Loan Officers

Loan officers facilitate the lending process by finding potential clients and helping them apply for loans. Often acting as salespeople, loan officers contact businesses and individuals and persuade them to secure loans from the institutions they work for.

Once a client has decided to apply for a loan from a specific company or firm, the loan officer will obtain basic information from the applicant and explain the different types of credit terms and loans that are available to them. Loan officers will also answer any questions that their clients have regarding the lending process and the forms they need to complete. After an applicant fills out the necessary paperwork, loan officers verify and analyze this information to determine the creditworthiness of their client. Loan officers generally use computer software to access the credit scores and histories of applicants.

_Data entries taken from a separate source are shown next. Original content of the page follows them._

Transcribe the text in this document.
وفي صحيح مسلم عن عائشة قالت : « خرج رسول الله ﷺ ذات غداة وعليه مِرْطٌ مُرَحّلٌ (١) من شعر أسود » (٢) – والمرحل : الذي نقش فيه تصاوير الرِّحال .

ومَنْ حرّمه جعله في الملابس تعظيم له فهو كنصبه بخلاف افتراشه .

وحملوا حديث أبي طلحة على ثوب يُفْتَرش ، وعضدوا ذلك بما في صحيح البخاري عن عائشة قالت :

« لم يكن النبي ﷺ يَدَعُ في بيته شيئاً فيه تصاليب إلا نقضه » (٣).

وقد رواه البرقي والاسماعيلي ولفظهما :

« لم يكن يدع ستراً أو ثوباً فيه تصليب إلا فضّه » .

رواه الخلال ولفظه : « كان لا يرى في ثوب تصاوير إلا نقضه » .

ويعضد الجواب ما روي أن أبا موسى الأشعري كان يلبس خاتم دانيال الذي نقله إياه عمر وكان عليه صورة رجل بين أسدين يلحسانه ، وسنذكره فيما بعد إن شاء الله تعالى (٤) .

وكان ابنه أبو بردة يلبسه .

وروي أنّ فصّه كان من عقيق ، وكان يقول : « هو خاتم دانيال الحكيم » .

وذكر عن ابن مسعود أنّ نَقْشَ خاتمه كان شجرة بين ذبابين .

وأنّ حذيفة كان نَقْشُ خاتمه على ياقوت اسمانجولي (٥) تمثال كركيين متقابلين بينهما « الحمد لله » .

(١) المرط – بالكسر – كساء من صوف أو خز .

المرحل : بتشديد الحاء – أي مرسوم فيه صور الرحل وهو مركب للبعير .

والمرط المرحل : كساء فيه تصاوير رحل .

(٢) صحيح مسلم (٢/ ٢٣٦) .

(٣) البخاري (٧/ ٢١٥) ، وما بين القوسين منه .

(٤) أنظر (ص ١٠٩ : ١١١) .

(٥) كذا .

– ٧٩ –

Loan underwriters are loan officers that specialize in evaluating the creditworthiness of clients; they compile financial analyses and risk assessments that go into an applicant's loan file. After examining this file and consulting with their managers, loan officers then decide whether or not to grant the loan in question. After a loan is granted, loan officers are responsible for arranging a repayment plan with their client.

Missed payments are sometimes a problem, and loan collection officers help clients with delinquent accounts avoid defaulting on their loans. When a situation is irremediable and no alternative payment plan can be established, loan collection officers must initiate collateral liquidation. During this process, the collateral that a client has used to secure his or her loan, such as a house or a car, is seized and sold at auction to settle the debt.

Loan officers typically specialize in commercial, consumer, or mortgage loans because each type of loan requires different training and technical knowledge. Businesses apply for commercial loans to finance new equipment and expand their operations, whereas individuals apply for consumer loans to buy cars and settle personal debts. Mortgage loans are used to purchase real estate and refinance existing mortgages. Referrals are important in all sectors of the loan industry. For example, mortgage loan officers try to build strong relationships with local real estate agencies. This increases the loan officer's chances of being recommended to buyers who are purchasing real estate and looking to secure a loan.

Loan officer positions, specifically in the mortgage and commercial sectors, sometimes require travel. Most loan officers work 40 hours a week, but their schedules vary depending on how many clients they have and the demand for loans at the time. When interest rates are low and loan applications are more common, loan officers will generally work longer hours. Most loan officer positions require a bachelor's degree in finance, economics, or another related field. Loan officers should also be adept at using computers and have strong selling and communication abilities.

In 2006, 90 percent of the nation's loan officers worked in commercial banks, savings institutions, credit unions, and related financial organizations. That same year, the median annual income for loan officers in the U.S. was $51,760. The middle 50 percent of these professionals earned between $37,590 and $73,630 a year. Compensation in this profession varies from job to job, but most loan officers receive commissions, and their salaries are based in part on how many sales they make. [Figures including job projections, reported median incomes, and salary estimates were revised to reflect data from 2006 on 2/20/08.]